Une femme est assise parmi les débris d'une maison, qui a été endommagée par une frappe israélienne, à Qlaylé. Photo Zohra Bensemra / REUTERS
Le président Joseph Aoun a condamné vendredi l’escalade israélienne au Liban-Sud et dans la Békaa-Nord qui a fait plusieurs morts en moins de 24 heures.

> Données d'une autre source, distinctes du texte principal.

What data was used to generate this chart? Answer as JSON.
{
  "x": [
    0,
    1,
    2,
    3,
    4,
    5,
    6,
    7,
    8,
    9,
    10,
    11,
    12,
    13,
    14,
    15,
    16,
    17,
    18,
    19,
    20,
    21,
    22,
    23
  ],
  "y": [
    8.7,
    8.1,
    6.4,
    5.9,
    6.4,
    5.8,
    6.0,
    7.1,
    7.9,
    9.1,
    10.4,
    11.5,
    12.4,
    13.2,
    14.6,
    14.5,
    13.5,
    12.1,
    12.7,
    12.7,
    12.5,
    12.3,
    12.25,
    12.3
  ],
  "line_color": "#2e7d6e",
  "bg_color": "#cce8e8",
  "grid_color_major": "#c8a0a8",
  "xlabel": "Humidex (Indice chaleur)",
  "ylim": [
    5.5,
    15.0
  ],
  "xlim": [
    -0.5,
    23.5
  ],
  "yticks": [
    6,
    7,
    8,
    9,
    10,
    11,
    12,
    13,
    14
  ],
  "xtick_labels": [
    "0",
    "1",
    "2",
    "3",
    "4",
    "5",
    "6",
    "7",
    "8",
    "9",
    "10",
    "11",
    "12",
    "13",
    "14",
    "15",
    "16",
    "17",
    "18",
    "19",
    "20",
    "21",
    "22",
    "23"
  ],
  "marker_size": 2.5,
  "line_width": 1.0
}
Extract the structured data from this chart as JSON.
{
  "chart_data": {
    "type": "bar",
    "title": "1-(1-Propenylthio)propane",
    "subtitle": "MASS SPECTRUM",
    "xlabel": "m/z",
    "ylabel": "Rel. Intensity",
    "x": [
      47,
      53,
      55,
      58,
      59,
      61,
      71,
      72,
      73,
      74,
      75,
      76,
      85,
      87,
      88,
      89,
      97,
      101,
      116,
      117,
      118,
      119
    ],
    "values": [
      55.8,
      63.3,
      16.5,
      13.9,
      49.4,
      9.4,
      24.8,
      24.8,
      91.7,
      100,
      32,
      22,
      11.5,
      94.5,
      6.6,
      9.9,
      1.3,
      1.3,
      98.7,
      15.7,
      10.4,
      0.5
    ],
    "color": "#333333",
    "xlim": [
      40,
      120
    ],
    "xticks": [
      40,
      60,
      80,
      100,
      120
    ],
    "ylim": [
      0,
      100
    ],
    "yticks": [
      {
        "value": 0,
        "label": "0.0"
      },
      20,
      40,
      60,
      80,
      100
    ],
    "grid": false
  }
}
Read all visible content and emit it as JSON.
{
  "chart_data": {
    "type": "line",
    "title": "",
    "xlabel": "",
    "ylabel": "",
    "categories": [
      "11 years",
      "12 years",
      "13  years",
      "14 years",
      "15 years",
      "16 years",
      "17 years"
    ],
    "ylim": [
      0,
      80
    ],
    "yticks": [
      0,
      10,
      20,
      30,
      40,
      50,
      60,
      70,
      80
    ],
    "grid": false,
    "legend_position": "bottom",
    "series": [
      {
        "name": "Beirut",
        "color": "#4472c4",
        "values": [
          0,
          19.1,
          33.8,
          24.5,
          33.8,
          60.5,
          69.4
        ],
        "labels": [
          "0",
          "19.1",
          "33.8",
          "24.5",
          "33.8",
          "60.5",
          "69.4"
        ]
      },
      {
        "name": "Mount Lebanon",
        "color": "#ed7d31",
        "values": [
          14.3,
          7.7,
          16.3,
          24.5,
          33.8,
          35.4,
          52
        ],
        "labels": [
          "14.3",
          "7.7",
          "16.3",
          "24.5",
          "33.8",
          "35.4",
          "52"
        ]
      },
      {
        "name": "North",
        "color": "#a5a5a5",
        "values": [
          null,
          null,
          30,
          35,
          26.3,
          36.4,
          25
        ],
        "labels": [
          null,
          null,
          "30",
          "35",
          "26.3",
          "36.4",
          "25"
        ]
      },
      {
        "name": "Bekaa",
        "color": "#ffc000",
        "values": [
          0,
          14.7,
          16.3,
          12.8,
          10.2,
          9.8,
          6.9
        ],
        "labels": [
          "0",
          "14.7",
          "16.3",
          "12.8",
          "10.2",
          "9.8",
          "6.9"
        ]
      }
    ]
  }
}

« Ce que nous vivons aujourd’hui dans le Sud et la Békaa, en termes d’élargissement des agressions israéliennes, de meurtres et de nouvelles destructions, constitue une escalade dangereuse et condamnable », a-t-il souligné sur X. « Elle a touché des dizaines d’innocents, dont des femmes et des enfants, et vise en pratique à saper toutes les tentatives en cours pour consolider le cessez-le-feu et mettre fin à la guerre, particulièrement après les récents développements survenus entre les États-Unis d’Amérique et la République islamique d’Iran », a ajouté le chef de l'État.
M. Aoun a assuré que cette escalade n’empêchera pas le travail pour la réalisation d’un cessez-le-feu global dans les plus brefs délais, ce qu’il dit avoir « recommandé à la délégation libanaise négociatrice lors de la prochaine session à Washington ». Il n’est pas possible d’éluder la question, car « le cessez-le-feu global est la porte d’entrée pour aborder les autres sujets, le plus important étant le retrait israélien, le déploiement de l’armée et le retour des prisonniers », a-t-il dit.
Le Liban et Israël reprennent leurs négociations directes à Washington les 23, 24 et 25 juin prochains, alors que l’arrêt des hostilités et le retrait israélien du Liban-Sud sont au cœur de discussions entre l'État hébreu et l’administration Trump. De son côté, l’armée israélienne a officialisé dans une nouvelle carte ses avancées hors de la « zone tampon » qu'elle a délimitée mi-avril sur le littoral, dans le secteur central et celui de Nabatiyé dans le sud du Liban. L'armée israélienne a annoncé poursuivre ses opérations dans la zone face aux « menaces » posées par le Hezbollah. De son côté, la milice chiite a indiqué qu'elle « reste en alerte ».
Pour sa part, le Premier ministre israélien, Benjamin Netanyahu, a déclaré que l'armée israélienne restera au Liban « aussi longtemps que nécessaire ».